In December, consulting firm Korn Ferry released its prediction for pay increases in 2018. The news isn't good.
According to the report, U.S. workers are only expected to see an average 3 percent increase this year. It's the same amount as in 2017. And while a 3 percent raise might seem like a decent increase, the report said once adjusted for inflation, the real wage hike is only 1 percent. Korn Ferry said that's down from last year's 1.9 percent.
So what can you do to secure your 3 percent this year?

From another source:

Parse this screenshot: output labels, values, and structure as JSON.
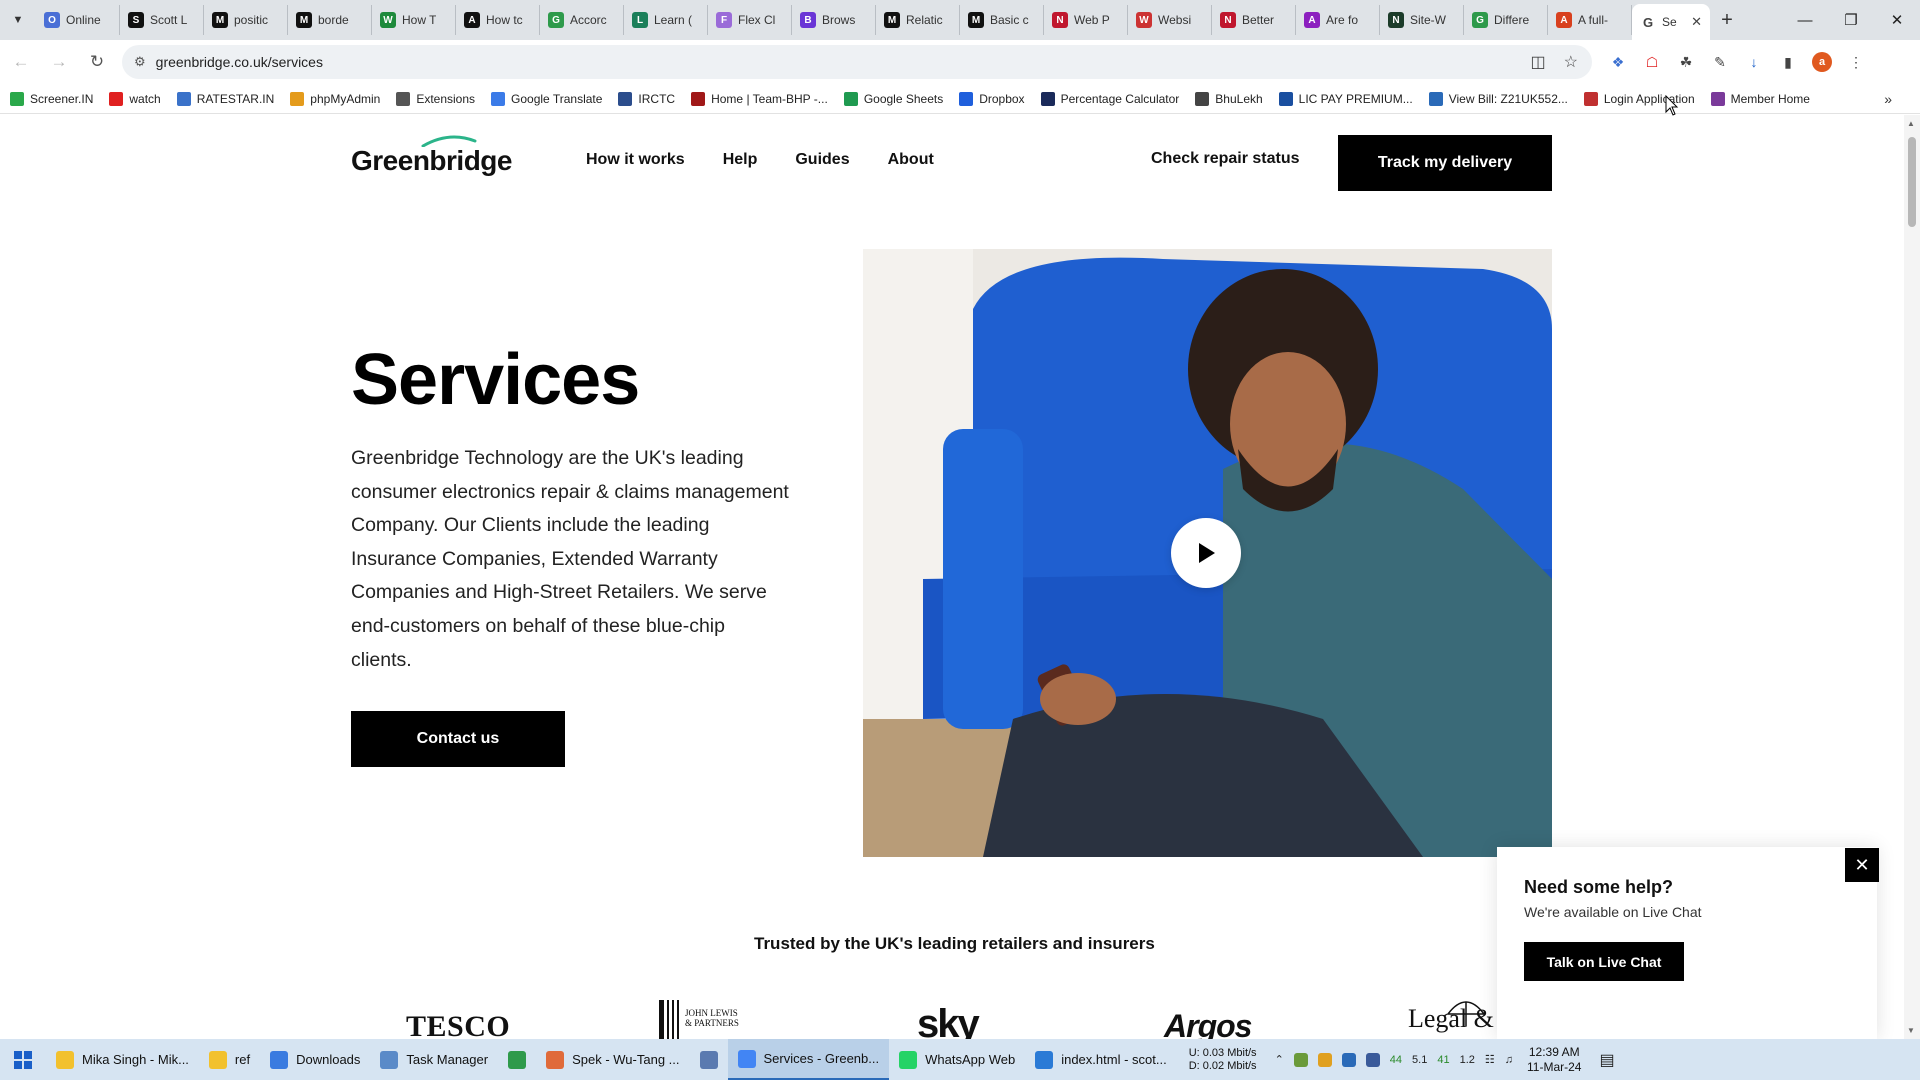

On this episode of Forever 39, we're joined by Barbara Pachter, a business communications and etiquette speaker based in Cherry Hill, who told us there's three things that employees should do when asking the boss for a raise:
- Get prepared: Spend time planning what you're going to say to your boss, and schedule a time to meet
- Sell yourself: Once you're in the meeting, make sure you clearly state why you deserve the raise — Did you contribute to an increase in sales? Did you get additional schooling? Did the company add extra responsibilities to your title?
- Ask for the raise: Don't forget to ask for the raise once you're sitting face-to-face with your boss.
How long should a worker wait to find out if the raise will happen? Pachter said a time frame should be established during the initial sit-down with the boss. Once that deadline passes, waiting two to three more days before asking for an update is a good rule of thumb.
Pachter said one mistake some workers make when asking for raises is bringing up personal reasons why the raises are needed. She said employers don't care that you have additional expenses because your mother-in-law moved in with you. Another mistake is when workers use wishy-washy wording like "I was just wondering." She recommends being assertive in your word choices when asking for the raise.
So what happens if your boss tells you a raise this year isn't possible? Pachter said perhaps there are other options that can be negotiated like an extra week of vacation or a telecommuting schedule.